Коммунальные конфорки - Жанна Юрьевна Вишневская
Самым продвинутым был папа. Он разрешал мне существенно больше и не очень переживал по поводу моих разбитых коленей и ободранных локтей. Он легко мог взять меня в пирожковую или пельменную, напоить квасом за три копейки из немытой бочки, в которой на дне кишели опарыши, или водой с сиропом из единственного стакана в привокзальном автомате с газированной водой. Если честно, то сладкие пирожки, из которых прямо на подбородок вытекало горячее повидло, я любил больше, чем изысканные миндальные пирожные из «Севера». Мама, смеясь, говорила, что у нас с папой низменные вкусы.
Папа все же иногда зарывался. Однажды ему крепко влетело от бабушки, когда он послал меня в ларек за пивом. И, представьте себе, пиво мне продали!
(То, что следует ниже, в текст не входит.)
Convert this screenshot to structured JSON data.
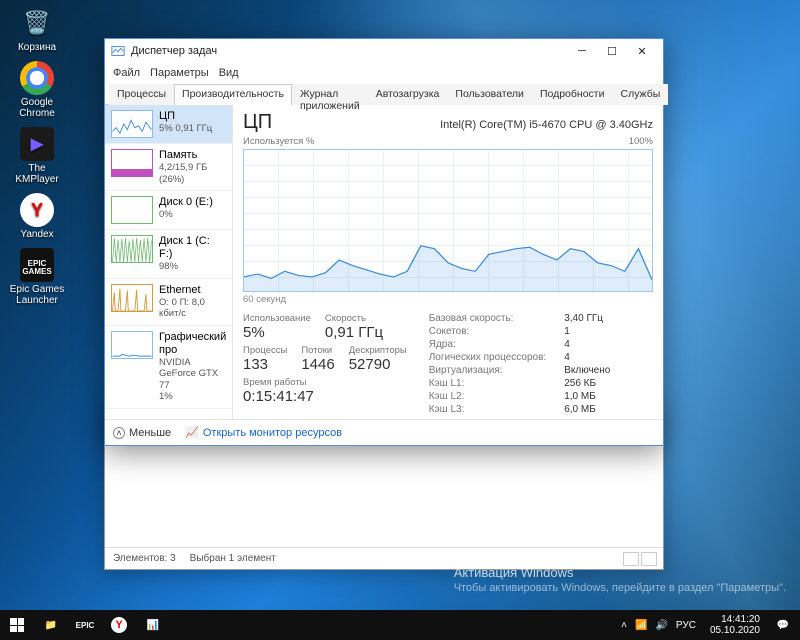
{
  "desktop_icons": [
    {
      "id": "recycle",
      "label": "Корзина"
    },
    {
      "id": "chrome",
      "label": "Google Chrome"
    },
    {
      "id": "kmplayer",
      "label": "The KMPlayer"
    },
    {
      "id": "yandex",
      "label": "Yandex"
    },
    {
      "id": "epic",
      "label": "Epic Games Launcher"
    }
  ],
  "watermark": {
    "title": "Активация Windows",
    "body": "Чтобы активировать Windows, перейдите в раздел \"Параметры\"."
  },
  "taskbar": {
    "tray": {
      "chevron": "˄",
      "net": "⬆",
      "vol": "🔊",
      "lang": "РУС"
    },
    "clock": {
      "time": "14:41:20",
      "date": "05.10.2020"
    }
  },
  "explorer": {
    "status_items": "Элементов: 3",
    "status_sel": "Выбран 1 элемент"
  },
  "tm": {
    "title": "Диспетчер задач",
    "menu": [
      "Файл",
      "Параметры",
      "Вид"
    ],
    "tabs": [
      "Процессы",
      "Производительность",
      "Журнал приложений",
      "Автозагрузка",
      "Пользователи",
      "Подробности",
      "Службы"
    ],
    "active_tab": 1,
    "sidebar": [
      {
        "id": "cpu",
        "title": "ЦП",
        "sub": "5% 0,91 ГГц",
        "active": true
      },
      {
        "id": "mem",
        "title": "Память",
        "sub": "4,2/15,9 ГБ (26%)"
      },
      {
        "id": "disk0",
        "title": "Диск 0 (E:)",
        "sub": "0%"
      },
      {
        "id": "disk1",
        "title": "Диск 1 (C: F:)",
        "sub": "98%"
      },
      {
        "id": "eth",
        "title": "Ethernet",
        "sub": "О: 0 П: 8,0 кбит/с"
      },
      {
        "id": "gpu",
        "title": "Графический про",
        "sub": "NVIDIA GeForce GTX 77",
        "sub2": "1%"
      }
    ],
    "main": {
      "heading": "ЦП",
      "cpu_name": "Intel(R) Core(TM) i5-4670 CPU @ 3.40GHz",
      "chart_ylabel": "Используется %",
      "chart_ymax": "100%",
      "chart_xlabel": "60 секунд",
      "stat_labels": {
        "usage": "Использование",
        "speed": "Скорость",
        "proc": "Процессы",
        "threads": "Потоки",
        "handles": "Дескрипторы",
        "uptime": "Время работы"
      },
      "stat_values": {
        "usage": "5%",
        "speed": "0,91 ГГц",
        "proc": "133",
        "threads": "1446",
        "handles": "52790",
        "uptime": "0:15:41:47"
      },
      "kv": [
        [
          "Базовая скорость:",
          "3,40 ГГц"
        ],
        [
          "Сокетов:",
          "1"
        ],
        [
          "Ядра:",
          "4"
        ],
        [
          "Логических процессоров:",
          "4"
        ],
        [
          "Виртуализация:",
          "Включено"
        ],
        [
          "Кэш L1:",
          "256 КБ"
        ],
        [
          "Кэш L2:",
          "1,0 МБ"
        ],
        [
          "Кэш L3:",
          "6,0 МБ"
        ]
      ]
    },
    "footer": {
      "less": "Меньше",
      "rmon": "Открыть монитор ресурсов"
    }
  },
  "chart_data": {
    "type": "line",
    "title": "ЦП — Используется %",
    "xlabel": "60 секунд",
    "ylabel": "%",
    "ylim": [
      0,
      100
    ],
    "x": [
      0,
      2,
      4,
      6,
      8,
      10,
      12,
      14,
      16,
      18,
      20,
      22,
      24,
      26,
      28,
      30,
      32,
      34,
      36,
      38,
      40,
      42,
      44,
      46,
      48,
      50,
      52,
      54,
      56,
      58,
      60
    ],
    "values": [
      10,
      12,
      9,
      14,
      11,
      10,
      13,
      22,
      18,
      15,
      12,
      10,
      14,
      32,
      30,
      20,
      16,
      14,
      26,
      28,
      30,
      31,
      26,
      22,
      30,
      28,
      20,
      18,
      14,
      30,
      8
    ]
  }
}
Продавщица, крикливая Зинка, пожалела кудрявого мальчика, подумав, что если не продаст, то папа с похмелья может и накидать, и даже не обжулила, налив целый бидон почти без пены.
Естественно, я ждал лета с нетерпением, как и все городские дети.
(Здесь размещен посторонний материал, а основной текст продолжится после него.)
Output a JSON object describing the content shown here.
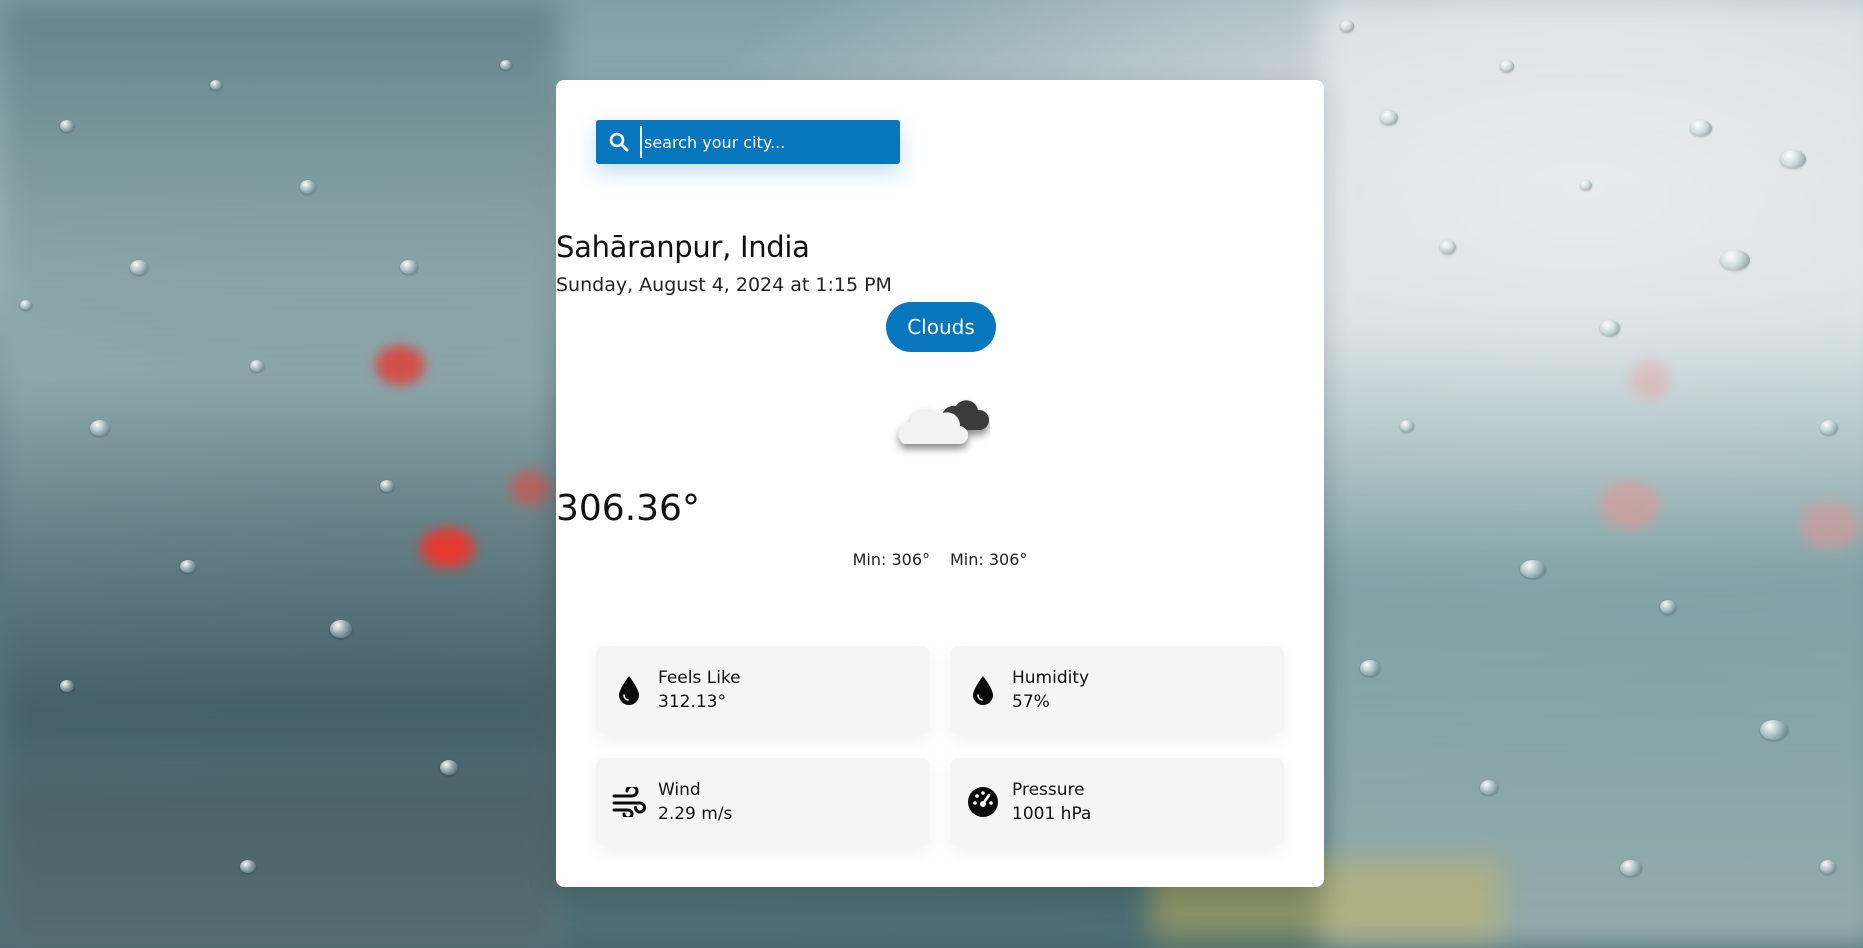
{
  "search": {
    "placeholder": "search your city..."
  },
  "location": {
    "city": "Sahāranpur, India",
    "datetime": "Sunday, August 4, 2024 at 1:15 PM"
  },
  "weather": {
    "condition": "Clouds",
    "icon": "clouds-icon",
    "temperature": "306.36°",
    "min_label_1": "Min: 306°",
    "min_label_2": "Min: 306°"
  },
  "stats": {
    "feels_like": {
      "label": "Feels Like",
      "value": "312.13°",
      "icon": "droplet-icon"
    },
    "humidity": {
      "label": "Humidity",
      "value": "57%",
      "icon": "droplet-icon"
    },
    "wind": {
      "label": "Wind",
      "value": "2.29 m/s",
      "icon": "wind-icon"
    },
    "pressure": {
      "label": "Pressure",
      "value": "1001 hPa",
      "icon": "gauge-icon"
    }
  },
  "colors": {
    "accent": "#0776bd",
    "card": "#ffffff",
    "stat_card": "#f5f5f5"
  }
}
Но однажды летом мы на дачу в Сестрорецк не поехали. Не знаю почему – может, пропустили момент, когда надо было вносить деньги, может, цены стали заоблачными, а может, родители попали под влияние дальних родственников, которые приобрели шесть соток в новоиспеченном садоводстве «Яблочное» на сорок третьем километре Средневыборгского шоссе.
Покупать участок мы не решались, да и денег особо не было, но тут подвернулся случай. Соседка родственников с изысканным именем Эльвира вышла замуж за военного и собралась уехать с ним в Мурманск. У нее был участок в том же садоводстве – очень неухоженный, заброшенный. Продать его или не успели, или пока не хотели, но решились сдать за символическую плату и обработку земли. Для переговоров пригласили молодую семью на Воинова – так сказать, представиться и обсудить детали натурального обмена. Они нам – землю, участок и дом, а мы им – труд на плантации и услуги по охране территории. Мама, правда, сразу сказала, что ложиться грудью на борозду она не собирается, максимум, на что способна, – выращивать цветы.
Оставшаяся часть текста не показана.